As an avid amateur photographer, Irene Agnos has a knack for capturing light in people when she walks the streets of her San Francisco home looking for compelling images of urban life.
Agnos also brings that kind of focus on detail to her role as volunteer chairperson at golf championships staged at her home course, Lake Merced Golf Club. She has become an experienced volunteer organizer at Lake Merced, beginning when her club played host to the 2012 U.S. Girls’ Junior Championship, and later to the Swinging Skirts LPGA Classic, held from 2014-2016.

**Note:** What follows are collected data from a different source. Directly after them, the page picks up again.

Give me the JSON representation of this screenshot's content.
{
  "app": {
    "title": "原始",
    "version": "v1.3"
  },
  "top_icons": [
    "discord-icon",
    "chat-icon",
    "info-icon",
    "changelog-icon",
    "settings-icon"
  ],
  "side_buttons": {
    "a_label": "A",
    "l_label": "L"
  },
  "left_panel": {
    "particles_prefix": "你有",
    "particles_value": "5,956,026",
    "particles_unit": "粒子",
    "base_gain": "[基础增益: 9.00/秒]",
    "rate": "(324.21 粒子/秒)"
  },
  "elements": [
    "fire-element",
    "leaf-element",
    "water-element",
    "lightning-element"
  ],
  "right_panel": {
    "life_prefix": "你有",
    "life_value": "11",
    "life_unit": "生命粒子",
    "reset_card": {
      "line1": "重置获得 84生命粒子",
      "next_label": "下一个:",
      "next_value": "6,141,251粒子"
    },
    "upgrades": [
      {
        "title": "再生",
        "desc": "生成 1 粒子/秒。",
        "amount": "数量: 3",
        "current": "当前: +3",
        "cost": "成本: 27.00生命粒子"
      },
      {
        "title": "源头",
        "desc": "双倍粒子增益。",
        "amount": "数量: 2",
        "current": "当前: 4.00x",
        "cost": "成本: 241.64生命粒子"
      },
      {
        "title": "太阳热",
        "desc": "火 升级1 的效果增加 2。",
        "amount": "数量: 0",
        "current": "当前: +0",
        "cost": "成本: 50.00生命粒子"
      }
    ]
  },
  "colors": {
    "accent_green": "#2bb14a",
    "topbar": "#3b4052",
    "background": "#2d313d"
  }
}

This year, Agnos will again lead the volunteer corps at Lake Merced for the inaugural LPGA MEDIHEAL Championship, and because of her continued leadership at the Northern California venue, she has been nominated as a recipient for the LPGA’s XL Catlin Volunteer Service Award – a new program launched in 2018 to recognize exemplary volunteers at each LPGA tournament.
“I just like working with a team of people I put together and watching them become enthusiastic about the women golfers they see when they come to the course,” said Agnos, a native of Springfield, Mass., who has lived in San Francisco for 40 years.
“I like exposing our membership to the LPGA,” she added. “I feel the energy that lasts long after the tour is gone and I can see how people have bonded and built new relationships at the event.”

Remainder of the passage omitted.